アラブ首長国連邦の温室効果ガス低減の取り組み


 アラブ首長国連邦の空港は、ドバイとアブダビの2つの主要ハブを経由する長距離の国際線・トランジット旅行客などの利用が多く、温室効果ガスの排出量は非常に多くなっています。ドバイ国際空港は、2019年に世界で最も海外旅行に利用された空港で、8,640万人の乗客が利用しています。

 アラブ首長国連邦の航空会社は、部分的にSAF(⦅ Sustainable aviation fuel⦆持続可能な燃料で、植物を発酵させて作ります。)を使用してフライトを実施しています。

 2019年にエミレーツ航空は、ドバイを拠点とする航空会社としては初めてのジェット燃料とSAFの混合物を使用した燃料を使用しています。SAFは、フィンランドで生産された食用油から生産された物になります。

中国の航空・荷物の輸送による
温室効果ガス排出量


 中国では航空・荷物の輸送により57,100,000トンの温室効果ガスが発生していて、世界で航空・荷物の輸送による温室効果ガスの4.60%が中国から発生しています。

中国の温室効果ガス


 将来的に航空機による温室効果ガスの排出量の増加は、アジアの新興経済国が増加すると予想されており、中国でも更に航空機の利用が増加すると思われます。中国では2050年までに航空機による温室効果ガスの排出量が4倍にも増加すると思われ、何らかの対策が必要になります。(出典: Carbon Brief 2020年)

中国の温室効果ガス低減の取り組み


 2016年までに中国の航空からのCO2排出量が1979年比で91倍に増加しています。このまま航空機の使用が増加し、何も対策を行なわなかった場合、CO2排出量は2050年までに約4倍になります。バイオ燃料を25%利用した場合、40%二酸化炭素が低下し、50%バイオ燃料を利用した場合には60%低下します。(出典: Carbon Brief 2020年)

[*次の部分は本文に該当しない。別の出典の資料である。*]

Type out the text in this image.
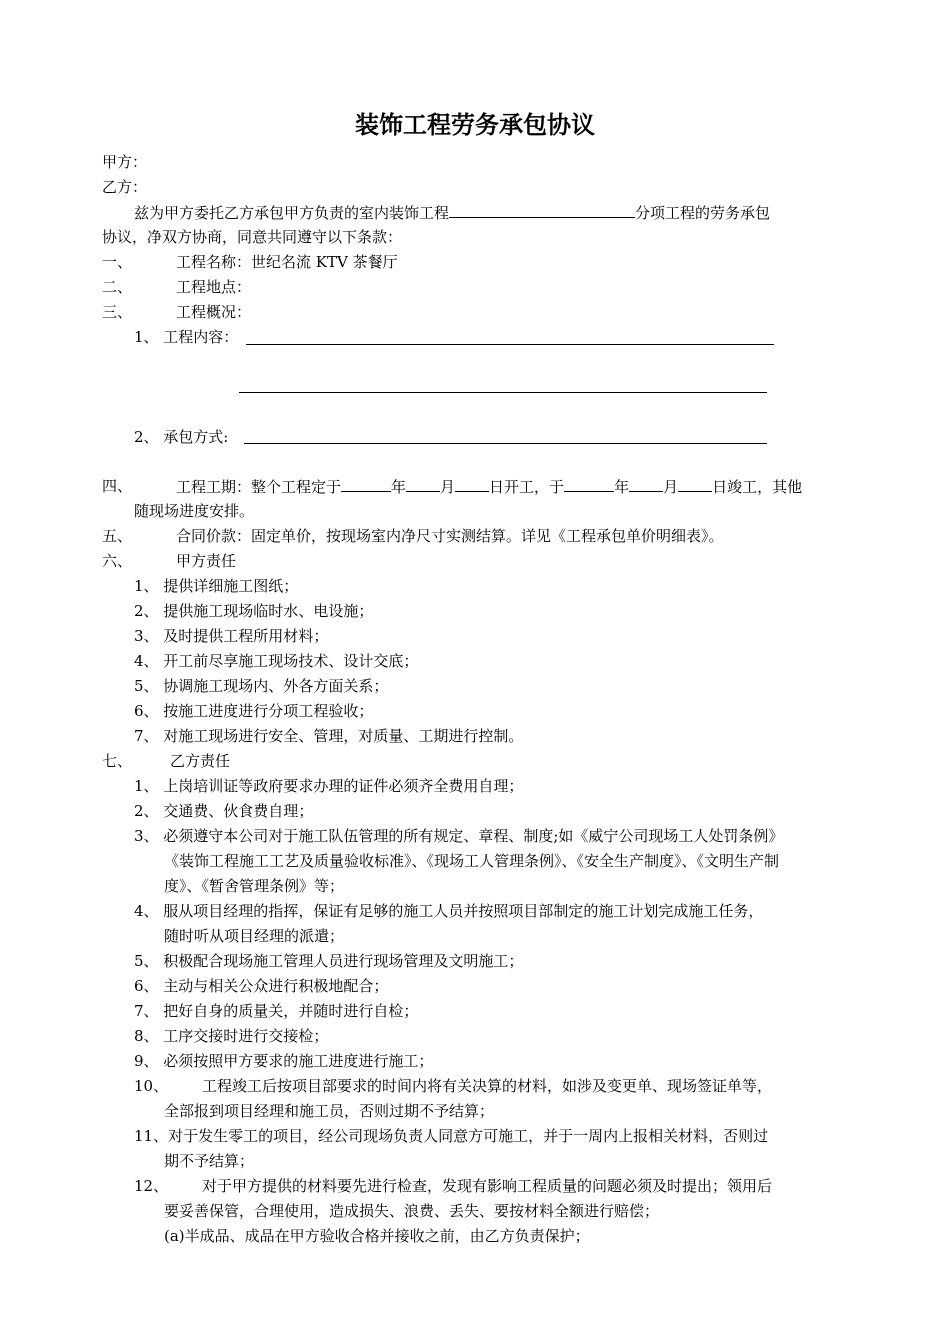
装饰工程劳务承包协议
甲方：
乙方：
兹为甲方委托乙方承包甲方负责的室内装饰工程	分项工程的劳务承包
协议，净双方协商，同意共同遵守以下条款：
一、	工程名称：世纪名流 KTV 茶餐厅
二、	工程地点：
三、	工程概况：
1、 工程内容：
2、 承包方式:
四、	工程工期：整个工程定于	年 月 日开工，于	年 月 日竣工，其他
随现场进度安排。
五、	合同价款：固定单价，按现场室内净尺寸实测结算。详见《工程承包单价明细表》。
六、	甲方责任
1、 提供详细施工图纸；
2、 提供施工现场临时水、电设施；
3、 及时提供工程所用材料；
4、 开工前尽享施工现场技术、设计交底；
5、 协调施工现场内、外各方面关系；
6、 按施工进度进行分项工程验收；
7、 对施工现场进行安全、管理，对质量、工期进行控制。
七、	乙方责任
1、 上岗培训证等政府要求办理的证件必须齐全费用自理；
2、 交通费、伙食费自理；
3、 必须遵守本公司对于施工队伍管理的所有规定、章程、制度;如《威宁公司现场工人处罚条例》
《装饰工程施工工艺及质量验收标准》、《现场工人管理条例》、《安全生产制度》、《文明生产制
度》、《暂舍管理条例》等；
4、 服从项目经理的指挥，保证有足够的施工人员并按照项目部制定的施工计划完成施工任务，
随时听从项目经理的派遣；
5、 积极配合现场施工管理人员进行现场管理及文明施工；
6、 主动与相关公众进行积极地配合；
7、 把好自身的质量关，并随时进行自检；
8、 工序交接时进行交接检；
9、 必须按照甲方要求的施工进度进行施工；
10、 工程竣工后按项目部要求的时间内将有关决算的材料，如涉及变更单、现场签证单等，
全部报到项目经理和施工员，否则过期不予结算；
11、对于发生零工的项目，经公司现场负责人同意方可施工，并于一周内上报相关材料，否则过
期不予结算；
12、 对于甲方提供的材料要先进行检查，发现有影响工程质量的问题必须及时提出；领用后
要妥善保管，合理使用，造成损失、浪费、丢失、要按材料全额进行赔偿；
(a)半成品、成品在甲方验收合格并接收之前，由乙方负责保护；
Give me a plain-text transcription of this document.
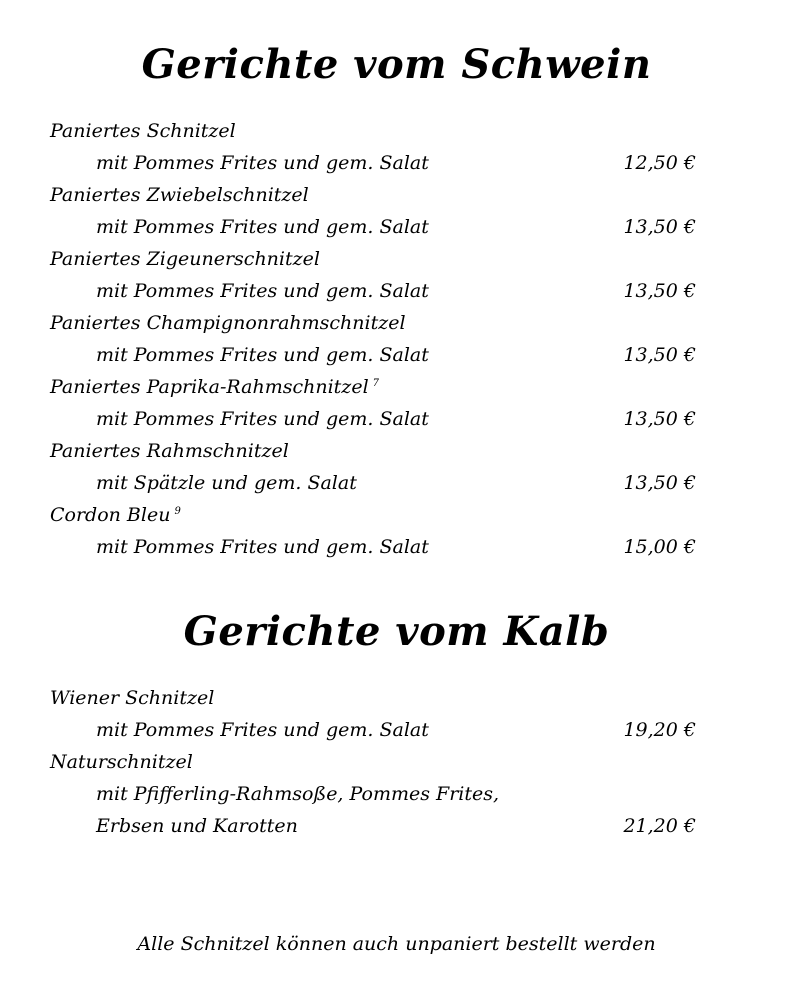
Gerichte vom Schwein
Paniertes Schnitzel
mit Pommes Frites und gem. Salat	12,50 €
Paniertes Zwiebelschnitzel
mit Pommes Frites und gem. Salat	13,50 €
Paniertes Zigeunerschnitzel
mit Pommes Frites und gem. Salat	13,50 €
Paniertes Champignonrahmschnitzel
mit Pommes Frites und gem. Salat	13,50 €
Paniertes Paprika-Rahmschnitzel $^7$
mit Pommes Frites und gem. Salat	13,50 €
Paniertes Rahmschnitzel
mit Spätzle und gem. Salat	13,50 €
Cordon Bleu $^9$
mit Pommes Frites und gem. Salat	15,00 €
Gerichte vom Kalb
Wiener Schnitzel
mit Pommes Frites und gem. Salat	19,20 €
Naturschnitzel
mit Pfifferling-Rahmsoße, Pommes Frites,
Erbsen und Karotten	21,20 €

Alle Schnitzel können auch unpaniert bestellt werden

 中国の経済を動かすのには、政治家などの太いパイプが必要になります。国家主席などが航空機のCO2削減に動き出した場合、中国の航空業界は激変し、削減に大きな力が注がれますが、現在は静寂が続いています。

オランダの航空・荷物の輸送による
温室効果ガス排出量


 オランダでは航空・荷物の輸送により50,800,000トンの温室効果ガスが発生していて、世界で航空・荷物の輸送による温室効果ガスの4.09%がオランダから発生しています。

オランダの温室効果ガス


 オランダはヨーロッパの生産品の輸出がおこなわれており、非常に多くの温室効果ガスが排出されています。

オランダの温室効果ガス低減の取り組み


 オランダでも非常に多くの温室効果ガスが排出されており、温室効果ガス低減へ向けて持続可能な航空燃料の生産・新し市場の開発・他の航空業界との差別化をは図るために様々な取り組みがおこなわれています。

まとめ


 航空業界が持続可能な燃料の利用など温室効果ガスの低減へ取り組みが強化されたのは近年になります。爆発する人口により、航空機の利用は今後増加すると思われ、それに対しCO2を削減されるのは非常に至難だと思われます。しかし、人々の意識は温暖化によって変わり始めていて、航空業界も環境問題に対し、真剣に取り組む必要があります。

 今回は以上です。

 最後まで読んでいただき、ありがとうございました。